Germany. Scholz wants to limit early retirement to weather German labour crisis

While Germany’s chancellor Olaf Scholz has called for policies to discourage people from taking early retirement, the FDP is looking to Sweden for inspiration, considering the economic benefits of a more flexible retirement policy and how it may help plug the country’s labour shortage.

Scholz calls for cutbacks in early retirements

Germany’s chancellor Olaf Scholz has made an appeal to people over the age of 60, calling on them to delay their retirement. The SPD politician said that pension-age people delaying their retirement is a necessary step to ward off the ever-looming public pension fund crisis in Germany.

Economists have already forewarned that Germany’s labour shortage will soon mean that there aren’t enough people working and making contributions to pay the pension benefits of those who are already retired. As the country reckons and reasons with an exceptional labour shortage, the German government is exploring all avenues to remedy potential economic damage.

Speaking to the Funke media group, Scholz made his intentions clear: “The number of people who work up to pensionable age needs to be raised.” The current retirement age in Germany is 65 years and 11 months and is set to rise to 67 come 2031. However, if someone has contributed 45 years of compulsory pension payments they can begin to draw their state pension without deductions from the age of 63.

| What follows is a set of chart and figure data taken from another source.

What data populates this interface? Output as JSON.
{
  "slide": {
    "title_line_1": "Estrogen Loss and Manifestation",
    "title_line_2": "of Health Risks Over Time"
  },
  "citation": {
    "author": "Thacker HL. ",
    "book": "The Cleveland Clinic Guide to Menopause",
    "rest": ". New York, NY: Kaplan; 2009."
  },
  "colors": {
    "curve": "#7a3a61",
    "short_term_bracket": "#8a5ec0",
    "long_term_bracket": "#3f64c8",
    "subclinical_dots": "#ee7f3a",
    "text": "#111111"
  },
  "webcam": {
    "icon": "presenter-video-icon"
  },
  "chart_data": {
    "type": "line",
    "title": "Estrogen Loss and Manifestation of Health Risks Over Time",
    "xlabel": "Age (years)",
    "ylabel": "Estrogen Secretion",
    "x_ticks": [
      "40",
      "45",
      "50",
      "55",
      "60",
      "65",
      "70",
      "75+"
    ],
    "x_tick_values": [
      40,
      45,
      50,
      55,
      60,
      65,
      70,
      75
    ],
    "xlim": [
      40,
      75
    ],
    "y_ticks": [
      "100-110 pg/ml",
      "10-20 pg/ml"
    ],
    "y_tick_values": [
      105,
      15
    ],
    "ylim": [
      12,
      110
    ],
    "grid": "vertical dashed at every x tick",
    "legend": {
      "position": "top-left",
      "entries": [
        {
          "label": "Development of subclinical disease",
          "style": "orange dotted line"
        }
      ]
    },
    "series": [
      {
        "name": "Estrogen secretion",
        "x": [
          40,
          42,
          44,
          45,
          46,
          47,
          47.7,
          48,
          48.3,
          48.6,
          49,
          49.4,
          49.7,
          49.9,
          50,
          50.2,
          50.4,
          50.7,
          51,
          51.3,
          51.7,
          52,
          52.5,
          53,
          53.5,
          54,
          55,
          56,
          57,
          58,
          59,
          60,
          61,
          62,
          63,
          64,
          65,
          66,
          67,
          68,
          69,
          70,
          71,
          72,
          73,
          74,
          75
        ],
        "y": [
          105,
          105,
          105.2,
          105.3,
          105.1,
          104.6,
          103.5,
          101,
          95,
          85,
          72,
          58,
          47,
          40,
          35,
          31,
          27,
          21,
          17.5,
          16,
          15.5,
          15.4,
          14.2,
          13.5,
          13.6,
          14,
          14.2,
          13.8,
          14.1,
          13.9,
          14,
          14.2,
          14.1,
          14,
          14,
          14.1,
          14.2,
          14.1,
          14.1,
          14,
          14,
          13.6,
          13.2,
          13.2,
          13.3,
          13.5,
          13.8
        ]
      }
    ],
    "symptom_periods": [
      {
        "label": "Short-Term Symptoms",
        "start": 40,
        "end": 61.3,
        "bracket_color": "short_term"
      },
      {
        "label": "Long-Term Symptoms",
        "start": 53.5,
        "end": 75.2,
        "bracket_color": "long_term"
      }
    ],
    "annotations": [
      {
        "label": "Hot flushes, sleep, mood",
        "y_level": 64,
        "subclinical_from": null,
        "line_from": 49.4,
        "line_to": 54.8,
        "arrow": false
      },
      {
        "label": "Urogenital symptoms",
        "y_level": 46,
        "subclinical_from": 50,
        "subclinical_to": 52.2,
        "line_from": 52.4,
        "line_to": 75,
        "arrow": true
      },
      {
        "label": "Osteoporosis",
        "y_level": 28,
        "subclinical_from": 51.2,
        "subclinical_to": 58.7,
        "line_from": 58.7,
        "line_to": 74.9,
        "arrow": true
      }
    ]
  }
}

FDP wants to scrap retirement age restrictions

While Scholz has called for voluntary cutbacks to earlier retirement, the FDP is looking Sweden and reimagining how Germany could liberalise its retirement system to aid the country’s labour shortage. Under the Swedish model, which is being hailed as a way out of the crisis by FDP deputy Johannes Vogel and his party, there would be no official retirement age in Germany.

If the same policy were adopted in Germany, you could choose when you went into retirement within a certain time frame. The fewer years you have worked, the less money you would receive upon retirement. It is thanks to the Swedish government’s model that the Scandinavian country has the highest de facto retirement age in all of Europe.